By TLF Research
If a picture is worth a thousand words, how many should a chart be worth? A good one can summarise thousands of data points and highlight a causal relationship; poor ones can obscure a few simple numbers with meaningless “chartjunk”, adding nothing but confusion and irritation. The Visual Display of Quantitative Information, one of Amazon’s books of the century, is essential reading for designers, analysts, and managers who want to produce better graphs.
Rescuing data graphics from the artists
When most people think of graphing statistics, if they think of it at all, what comes to mind is probably How to Lie With Statistics. But the problem is far deeper than deliberate deceit. The use of data graphics as a gimmick to hold the attention of readers assumed to be too dull-witted to understand numbers has led to a triumph of style (or fluff) over substance. Too many graphics are either patronisingly simplistic, drowning in decoration or downright misleading. Edward Tufte is on a mission to set that right, starting with a couple of rules:
- If the statistics are boring then you’ve got the wrong numbers
- You should respect the intelligence of your audience Most bad graphics don’t set out to mislead.

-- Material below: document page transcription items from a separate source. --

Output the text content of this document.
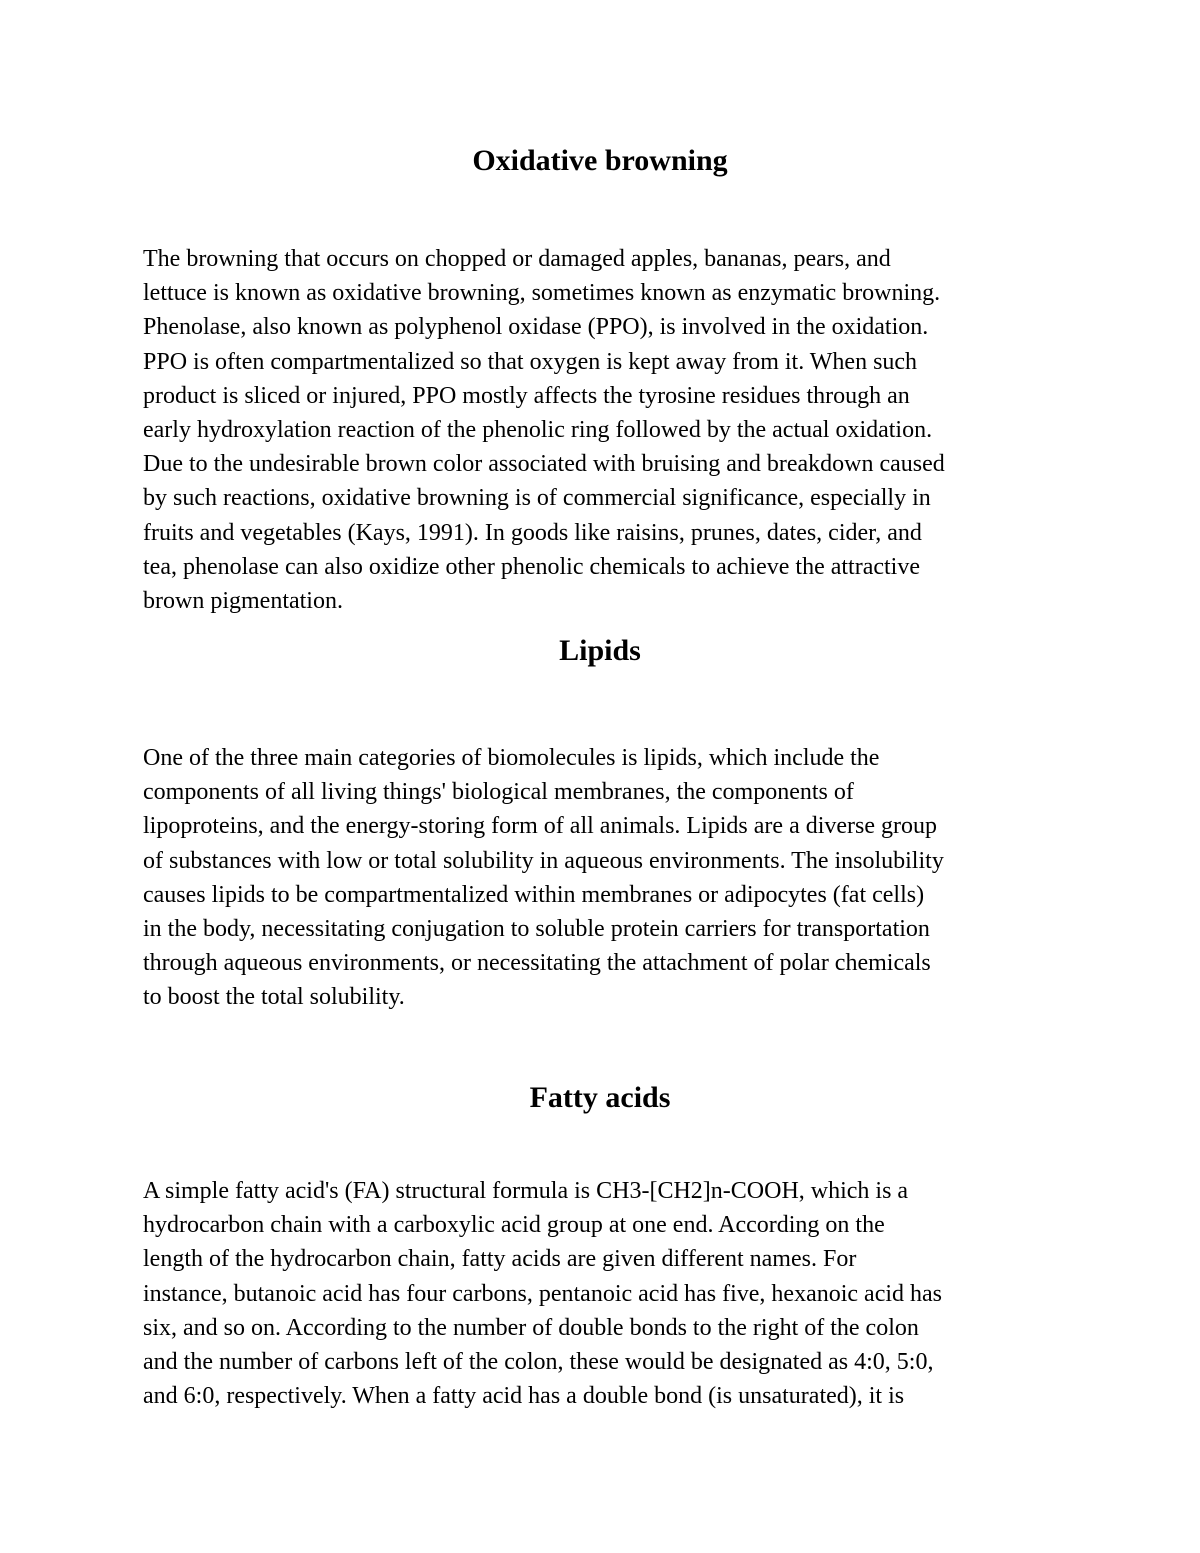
Oxidative browning
The browning that occurs on chopped or damaged apples, bananas, pears, and
lettuce is known as oxidative browning, sometimes known as enzymatic browning.
Phenolase, also known as polyphenol oxidase (PPO), is involved in the oxidation.
PPO is often compartmentalized so that oxygen is kept away from it. When such
product is sliced or injured, PPO mostly affects the tyrosine residues through an
early hydroxylation reaction of the phenolic ring followed by the actual oxidation.
Due to the undesirable brown color associated with bruising and breakdown caused
by such reactions, oxidative browning is of commercial significance, especially in
fruits and vegetables (Kays, 1991). In goods like raisins, prunes, dates, cider, and
tea, phenolase can also oxidize other phenolic chemicals to achieve the attractive
brown pigmentation.
Lipids
One of the three main categories of biomolecules is lipids, which include the
components of all living things' biological membranes, the components of
lipoproteins, and the energy-storing form of all animals. Lipids are a diverse group
of substances with low or total solubility in aqueous environments. The insolubility
causes lipids to be compartmentalized within membranes or adipocytes (fat cells)
in the body, necessitating conjugation to soluble protein carriers for transportation
through aqueous environments, or necessitating the attachment of polar chemicals
to boost the total solubility.
Fatty acids
A simple fatty acid's (FA) structural formula is CH3-[CH2]n-COOH, which is a
hydrocarbon chain with a carboxylic acid group at one end. According on the
length of the hydrocarbon chain, fatty acids are given different names. For
instance, butanoic acid has four carbons, pentanoic acid has five, hexanoic acid has
six, and so on. According to the number of double bonds to the right of the colon
and the number of carbons left of the colon, these would be designated as 4:0, 5:0,
and 6:0, respectively. When a fatty acid has a double bond (is unsaturated), it is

For example any graph purporting to show a change in price that charts actual as opposed to “real” cost is always misleading, even though it reflects the original numbers perfectly well. Accurate graphing takes thought and experience as well as integrity, which is why it should be a task for those who can combine an aesthetic touch with some statistical and analytical expertise. Tufte has a knack for firing the enthusiasm of those who read his work. His style is witty and engaging, occasionally becoming acerbic when discussing a particularly bad example. Of one truly monstrous 3D graphic from the pages of American Education he comments: “five colors report, almost by happenstance, only five pieces of data....This may well be the worst graphic ever to find its way into print.” It certainly is hideous, but dating from the 1970s it seems in retrospect only a warning of what was to come with the advent of desktop computing and Chart Wizards.
The good, the bad and the ugly
Tufte raids his considerable library of rare books to illustrate good and bad design.
The reminder that ideas such as the bar chart, time series and scatter plot were inventions rather than solutions handeddown from on high is a salutary one that should prompt us to ask if things can be made better. The example above may be the first bar chart? Playfair was unconvinced, but the idea has stood the test of time The choice of graph really does matter. Before the scatter plot how was it possible to examine the relationship between two variables? Fundamentally it wasn’t. The use of the right chart could make a significant difference to your analysis, particularly with complex multivariate data. Tufte provides examples of good practice ranging from Galileo to 3D computervisualisations, some of which are truly inspirational. It is revealing that the very best data graphics are often one-offs; works of art that bring to life a specific set of data. Minard’s 1869 map above narrates Napoleon’s disastrous 1812 campaign:
Combining chart, map and time-series it chronicles the terrible losses of the French army in the diminishing width of the line showing advance and retreat. According to Tufte it “may well be the best statistical graphic ever drawn.” It certainly has a stark power that would be difficult to match in words. Tufte does not just lay down principles and show examples of good and bad practice. Perhaps the most useful sections of the book are those in which he elaborates some of his ideas for redesigning standard graphs step by step. This takes the work from the realm of theory to practical application, and some of his suggestions are enormously valuable, deserving wide adoption. His latest innovation, the sparkline (to be featured in the forthcoming Beautiful Evidence) is already gathering considerable momentum, and may be the first of his suggestions to reach the mainstream.
His main aim in making changes is to maximise the “data-ink ratio”. Any mark on the paper should add to the information contained, if it does not then it can be erased. A good example is the overbearing grid that dominates so many charts. Sometimes a light grid may help when looking up specific data, but a heavy grid just gets in the way.
Charts that explain
Tufte points out that the best charts are those which reveal something that could not easily be seen in the data alone. Simple data are often best shown in the most simple way - a table. Pie charts, by this rationale, are rarely a good use of ink. Of course tables present a typographic challenge that is worthy of a book in itself, and are often just as poorly produced as the average graph! The point is that numbers can best be made interesting not by turning them into asinine pictures, but by facilitating comparisons and highlighting relationships. Simple tables and pie charts don’t do this well, but intelligently designed tables, time series and multivariate data plots are all capable of revealing new and interesting truths. A good measure of graphical excellence is data density, almost precisely a measure of how many words the chart is worth. If the data density is lower than a table, then the chances are a table would be better.
Does it really matter?
Perhaps you’re thinking that this is a diatribe that we can afford to dismiss. The way data is presented surely can’t make all that much difference? I would argue that it is hard to overestimate the importance of this area. The point is that bad graphics can not only be made to lie, but frequently mislead or hide information inadvertently because of poor design, and this has daily consequences for the decisions we make. Is the way you present data really important? Yes, if you’re talking about data on cancer death rates. Yes, if you’re talking about the key information relating to the safety of a NASA shuttle mission. Yes, if you’re talking about any data that matters at all. And if doesn’t, then why are you graphing it in the first place?